Reputation: 10105
Any idea how to detect a source code (Java, C#, SQL and so on) in a text file with Java without looking at the file extension or using an extraordinary long, selfmade regular expression?
Maybe there are some tools doing this work already?
Upvotes: 6
Views: 1081
Reputation: 340883
Linguist
We use this library at GitHub to detect blob languages, highlight code, ignore binary files, suppress generated files in diffs and generate language breakdown graphs.

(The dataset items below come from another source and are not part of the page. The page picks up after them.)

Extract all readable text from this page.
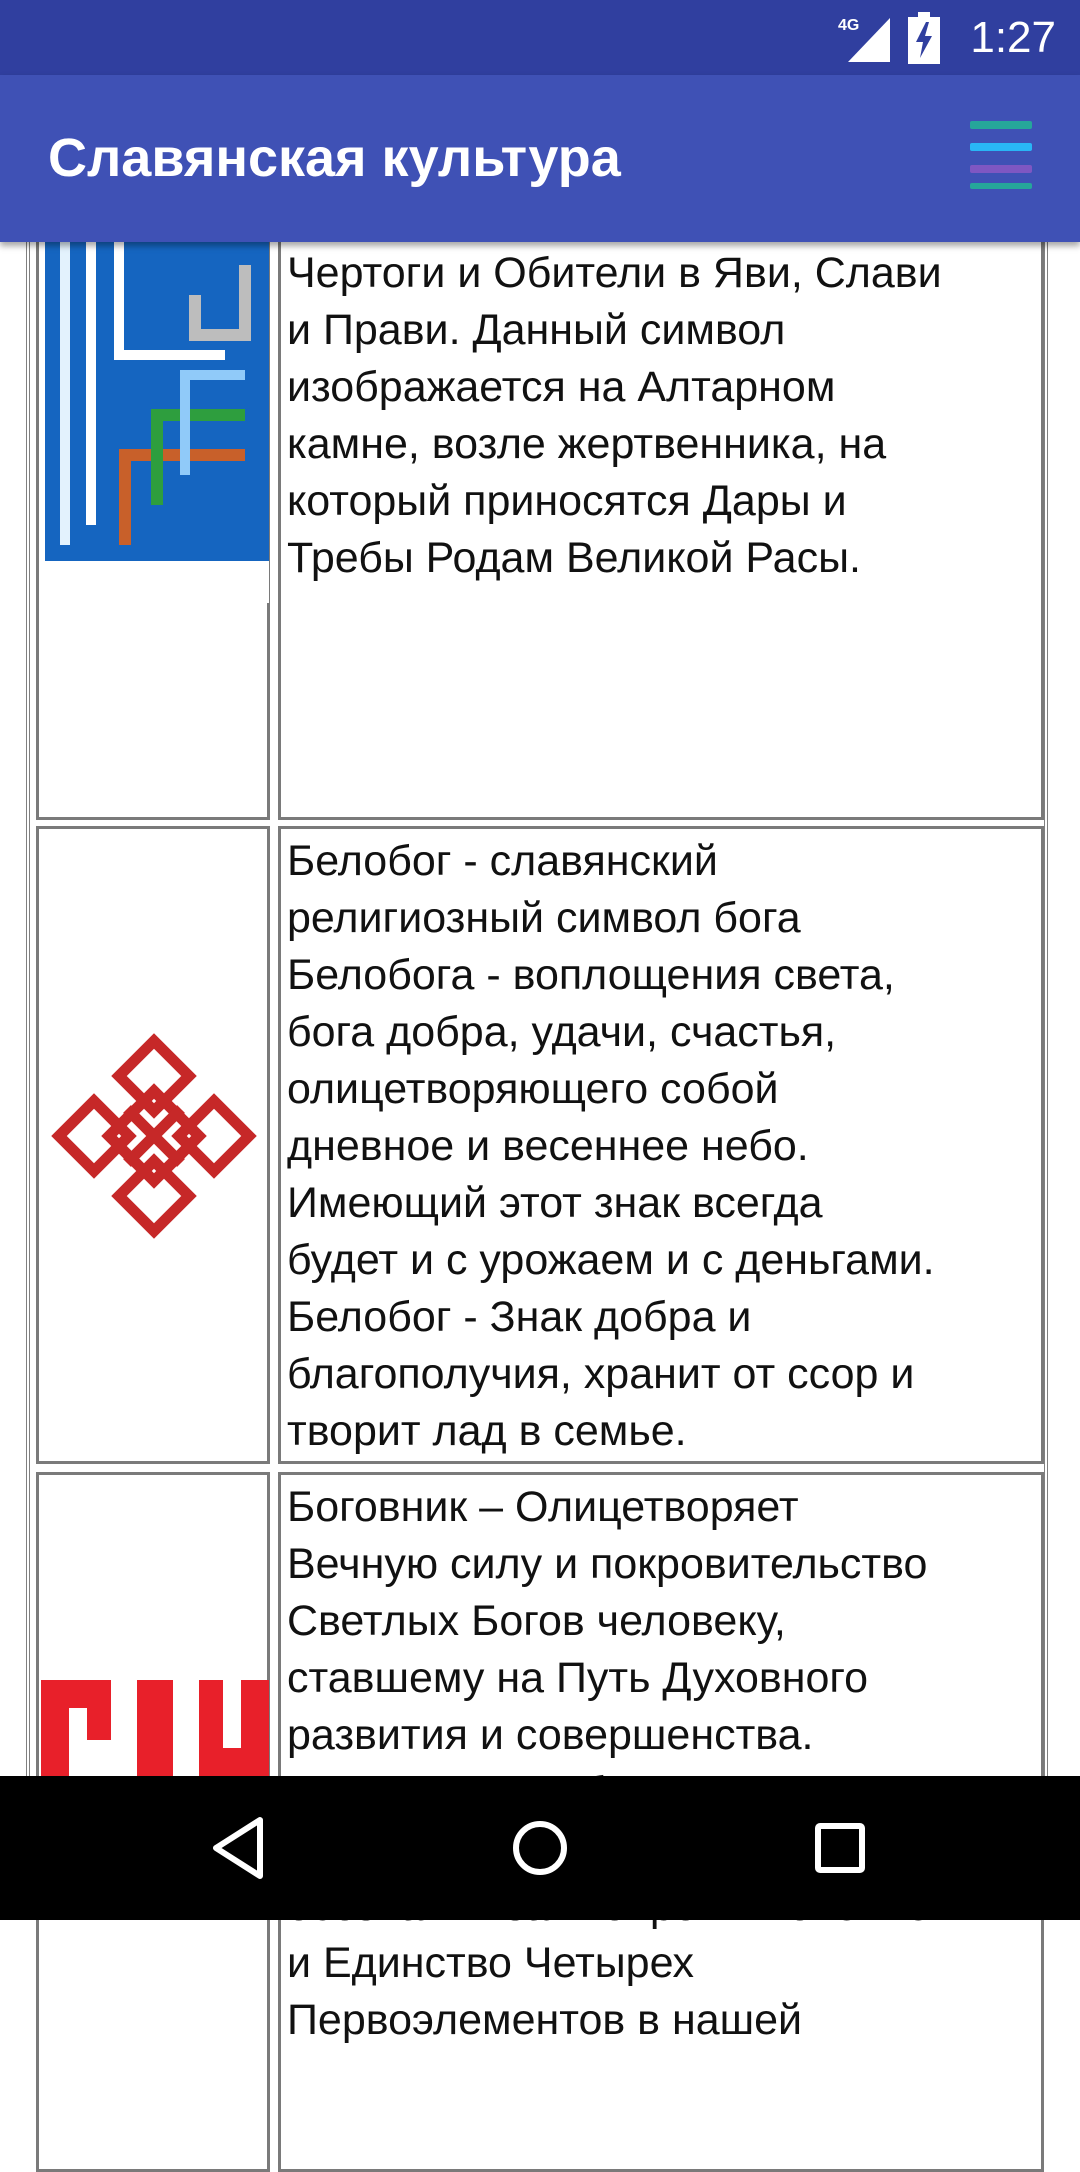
4G	1:27
Славянская культура
Чертоги и Обители в Яви, Слави
и Прави. Данный символ
изображается на Алтарном
камне, возле жертвенника, на
который приносятся Дары и
Требы Родам Великой Расы.
Белобог - славянский
религиозный символ бога
Белобога - воплощения света,
бога добра, удачи, счастья,
олицетворяющего собой
дневное и весеннее небо.
Имеющий этот знак всегда
будет и с урожаем и с деньгами.
Белобог - Знак добра и
благополучия, хранит от ссор и
творит лад в семье.
Боговник – Олицетворяет
Вечную силу и покровительство
Светлых Богов человеку,
ставшему на Путь Духовного
развития и совершенства.

и Единство Четырех
Первоэлементов в нашей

Unfortunately it is written in Ruby, maybe JRuby can handle it?
Upvotes: 3
Reputation: 1555
No, without using a syntax analyzer (which pretty much is the complex variant of a regexp), there is no way of seeing the difference between a source code file and a regular text file. The difference between source code and text is as simple as a one-letter-typo, if you think about it.
Upvotes: 1
Reputation: 28981
There is an old library, http://sourceforge.net/projects/jmimemagic/ try it, I hope it could give satisfactory results.
Upvotes: 1
Reputation: 76817
You should find a minimalistic amount of keywords and define some logical rules. If you define the right rules, the regular expression defined by them will be not extraordinary big. Note, that the fewer keywrods and rules you have, the bigger is the probability of a mistake (SourceCode = true for a file which is not a source code, SourceCode = false for a file which is a source code). Also, the more keywords and rules you have the more time is needed to check whether a file is a source code or not.
Upvotes: 1